Until college, I had been taught, “That’s the way it is”. “But, the awareness of racial identity and racial equality created a period of activism that continues today. That activism is being fueled by the need to learn how best to learn the “How” and “Why” of the African-American heritage.
The significance of Juneteenth was expressed to me during a work-related trip to Alabama in 1997. My co-worker from Milwaukee asked what were we doing that year to celebrate Juneteenth? I replied, “What’s Juneteenth?” From that moment on, learning about Juneteenth became a passion. I learned the meaning of the word “Homecoming”. On June 19,1865, they captured the city of Galveston, Texas after several failed attempts had been made in the last bastion of slavery.

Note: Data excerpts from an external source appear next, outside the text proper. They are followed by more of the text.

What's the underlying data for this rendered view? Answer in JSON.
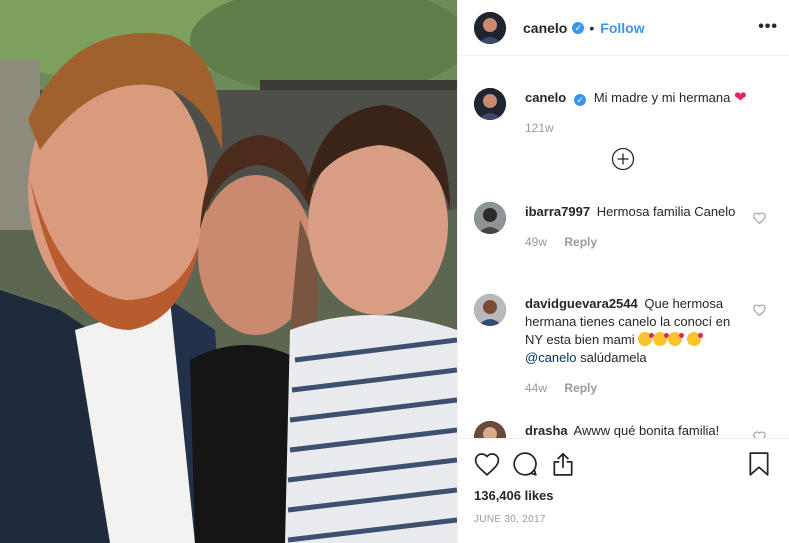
{
  "header": {
    "username": "canelo",
    "separator": "•",
    "follow_label": "Follow",
    "more_label": "•••"
  },
  "caption": {
    "username": "canelo",
    "text": "Mi madre y mi hermana",
    "time": "121w"
  },
  "load_more_icon": "plus-circle-icon",
  "comments": [
    {
      "username": "ibarra7997",
      "text": "Hermosa familia Canelo",
      "time": "49w",
      "reply_label": "Reply"
    },
    {
      "username": "davidguevara2544",
      "text_part1": "Que hermosa hermana tienes canelo la conocí en NY esta bien mami",
      "mention": "@canelo",
      "text_part2": "salúdamela",
      "time": "44w",
      "reply_label": "Reply"
    },
    {
      "username": "drasha",
      "text": "Awww qué bonita familia!"
    }
  ],
  "actions": {
    "icons": [
      "heart-icon",
      "comment-icon",
      "share-icon",
      "bookmark-icon"
    ],
    "likes": "136,406 likes",
    "date": "JUNE 30, 2017"
  },
  "colors": {
    "accent": "#3897f0",
    "text": "#262626",
    "muted": "#999999",
    "border": "#efefef",
    "heart": "#e0245e"
  }
}
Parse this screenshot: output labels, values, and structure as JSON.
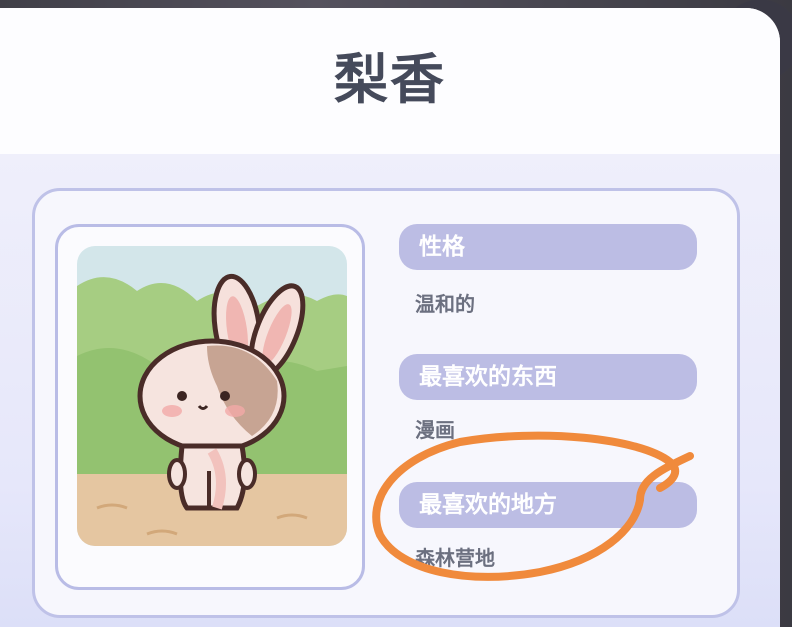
{
  "character": {
    "name": "梨香",
    "portrait_icon": "bunny-portrait-icon"
  },
  "attributes": [
    {
      "label": "性格",
      "value": "温和的"
    },
    {
      "label": "最喜欢的东西",
      "value": "漫画"
    },
    {
      "label": "最喜欢的地方",
      "value": "森林营地"
    }
  ],
  "colors": {
    "title": "#454a5b",
    "label_bg": "#bcbde4",
    "panel_border": "#bfc2e8",
    "annotation_stroke": "#f08a3c"
  }
}
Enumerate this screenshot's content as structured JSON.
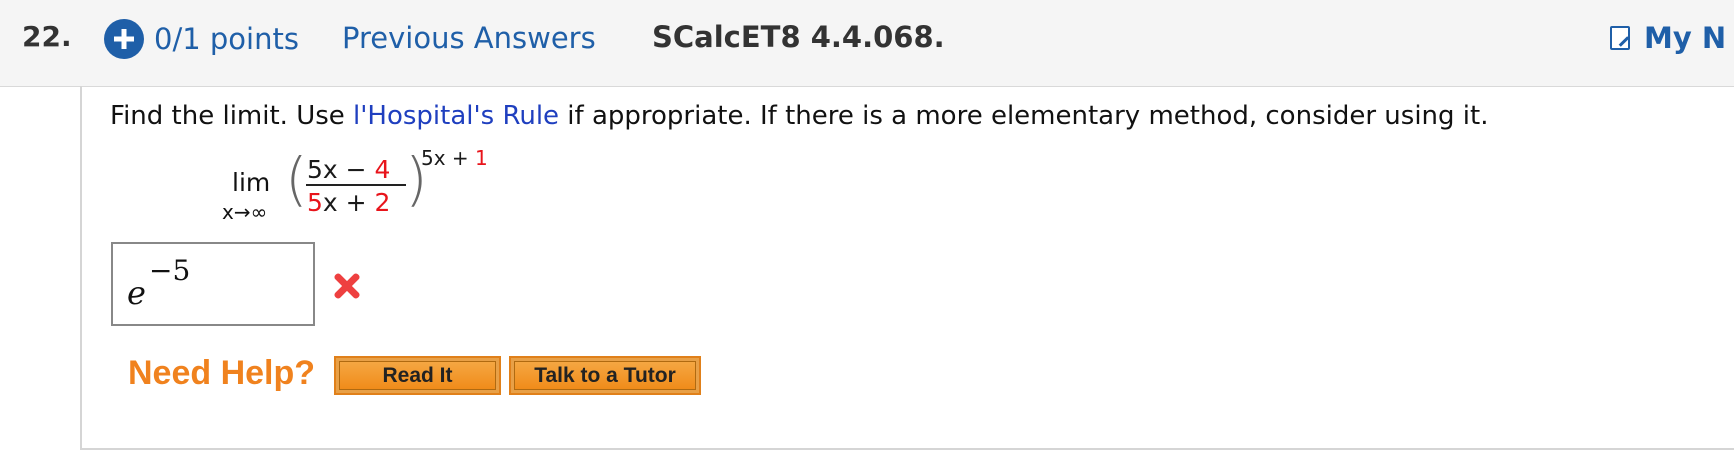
{
  "question": {
    "number": "22.",
    "points": "0/1 points",
    "previous_answers_label": "Previous Answers",
    "source_code": "SCalcET8 4.4.068.",
    "my_notes_label": "My N"
  },
  "prompt": {
    "before_link": "Find the limit. Use ",
    "link_text": "l'Hospital's Rule",
    "after_link": " if appropriate. If there is a more elementary method, consider using it."
  },
  "limit_expression": {
    "lim_label": "lim",
    "subscript": "x→∞",
    "numerator_var": "5x − ",
    "numerator_const": "4",
    "denominator_var": "5x + ",
    "denominator_const": "2",
    "exponent_var": "5x + ",
    "exponent_const": "1"
  },
  "answer": {
    "base": "e",
    "exponent": "−5",
    "status": "incorrect"
  },
  "help": {
    "label": "Need Help?",
    "read_it_label": "Read It",
    "tutor_label": "Talk to a Tutor"
  },
  "colors": {
    "link_blue": "#1f5fa8",
    "highlight_red": "#e8141b",
    "help_orange": "#f0821e"
  }
}
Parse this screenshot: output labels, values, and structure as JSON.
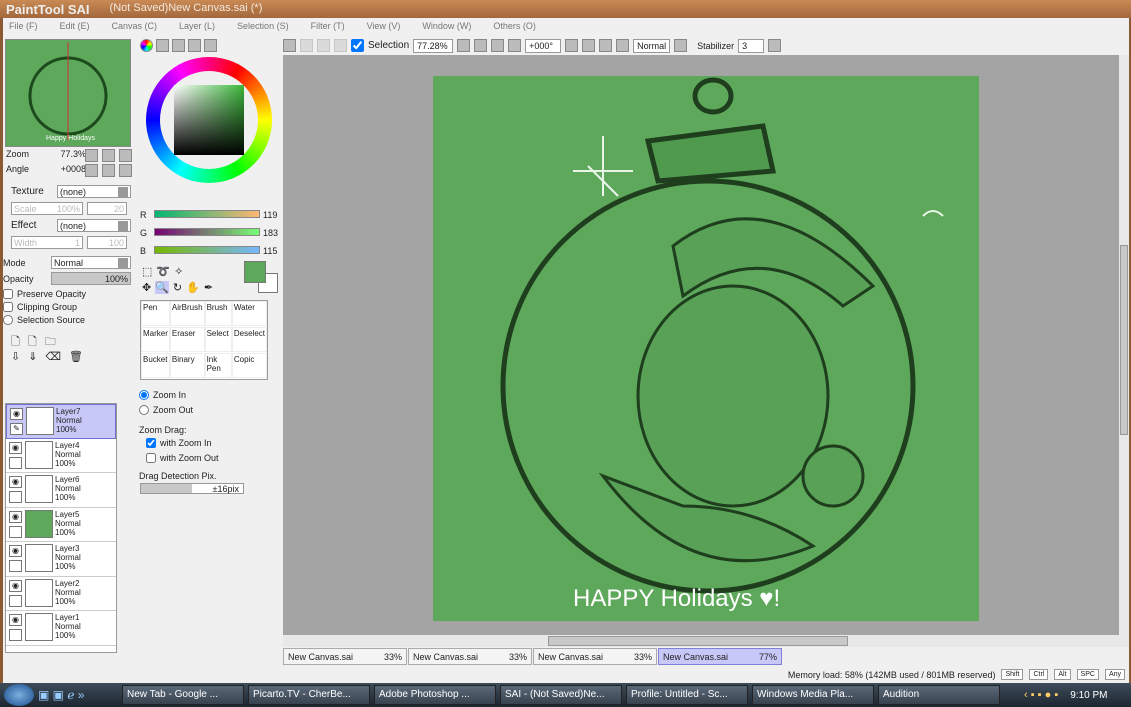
{
  "window": {
    "app": "PaintTool SAI",
    "title": "(Not Saved)New Canvas.sai (*)"
  },
  "menu": [
    "File (F)",
    "Edit (E)",
    "Canvas (C)",
    "Layer (L)",
    "Selection (S)",
    "Filter (T)",
    "View (V)",
    "Window (W)",
    "Others (O)"
  ],
  "toolbar": {
    "selection_label": "Selection",
    "zoom": "77.28%",
    "angle": "+000°",
    "blend": "Normal",
    "stabilizer_label": "Stabilizer",
    "stabilizer": "3"
  },
  "navigator": {
    "zoom_label": "Zoom",
    "zoom": "77.3%",
    "angle_label": "Angle",
    "angle": "+0008"
  },
  "brush": {
    "texture_label": "Texture",
    "texture": "(none)",
    "scale_label": "Scale",
    "scale": "100%",
    "scale2": "20",
    "effect_label": "Effect",
    "effect": "(none)",
    "width_label": "Width",
    "width": "1",
    "width2": "100"
  },
  "layer_props": {
    "mode_label": "Mode",
    "mode": "Normal",
    "opacity_label": "Opacity",
    "opacity": "100%",
    "preserve": "Preserve Opacity",
    "clipping": "Clipping Group",
    "selsource": "Selection Source"
  },
  "layers": [
    {
      "name": "Layer7",
      "mode": "Normal",
      "opacity": "100%",
      "active": true
    },
    {
      "name": "Layer4",
      "mode": "Normal",
      "opacity": "100%"
    },
    {
      "name": "Layer6",
      "mode": "Normal",
      "opacity": "100%"
    },
    {
      "name": "Layer5",
      "mode": "Normal",
      "opacity": "100%",
      "fill": "#5ea85c"
    },
    {
      "name": "Layer3",
      "mode": "Normal",
      "opacity": "100%"
    },
    {
      "name": "Layer2",
      "mode": "Normal",
      "opacity": "100%"
    },
    {
      "name": "Layer1",
      "mode": "Normal",
      "opacity": "100%"
    }
  ],
  "color": {
    "r_label": "R",
    "r": "119",
    "g_label": "G",
    "g": "183",
    "b_label": "B",
    "b": "115",
    "current": "#77b773"
  },
  "tools": [
    "Pen",
    "AirBrush",
    "Brush",
    "Water",
    "Marker",
    "Eraser",
    "Select",
    "Deselect",
    "Bucket",
    "Binary",
    "Ink Pen",
    "Copic"
  ],
  "zoom_tool": {
    "zoom_in": "Zoom In",
    "zoom_out": "Zoom Out",
    "drag_label": "Zoom Drag:",
    "with_in": "with Zoom In",
    "with_out": "with Zoom Out",
    "detect_label": "Drag Detection Pix.",
    "detect": "±16pix"
  },
  "artwork": {
    "caption": "HAPPY Holidays ♥!"
  },
  "tabs": [
    {
      "name": "New Canvas.sai",
      "zoom": "33%"
    },
    {
      "name": "New Canvas.sai",
      "zoom": "33%"
    },
    {
      "name": "New Canvas.sai",
      "zoom": "33%"
    },
    {
      "name": "New Canvas.sai",
      "zoom": "77%",
      "active": true
    }
  ],
  "status": {
    "memory": "Memory load: 58% (142MB used / 801MB reserved)",
    "keys": [
      "Shift",
      "Ctrl",
      "Alt",
      "SPC",
      "Any"
    ]
  },
  "taskbar": {
    "items": [
      "New Tab - Google ...",
      "Picarto.TV - CherBe...",
      "Adobe Photoshop ...",
      "SAI - (Not Saved)Ne...",
      "Profile: Untitled - Sc...",
      "Windows Media Pla...",
      "Audition"
    ],
    "time": "9:10 PM"
  }
}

They were informed by General Article 3 that they had been emancipated by President Lincoln 2 1/2 years earlier. Slaves in that moment were unsure of what to do, but the majority knew they wanted to go “home”. Those who chose to migrate to Canada, the mid-west and the far west continued to celebrate June 19th as their Fourth of July. This celebration of Freedom in the metropolitan areas of the country have annual attendances that frequently exceed 100,000 people.
It is my passion to see the Observance of Juneteenth become a national event. It is important that we can identify and celebrate specific occasions of freedom for our people. Juneteenth is not or should not be limited to certain geographic areas. “All African-Americans were affected by this proclamation. This is another opportunity to celebrate freedom.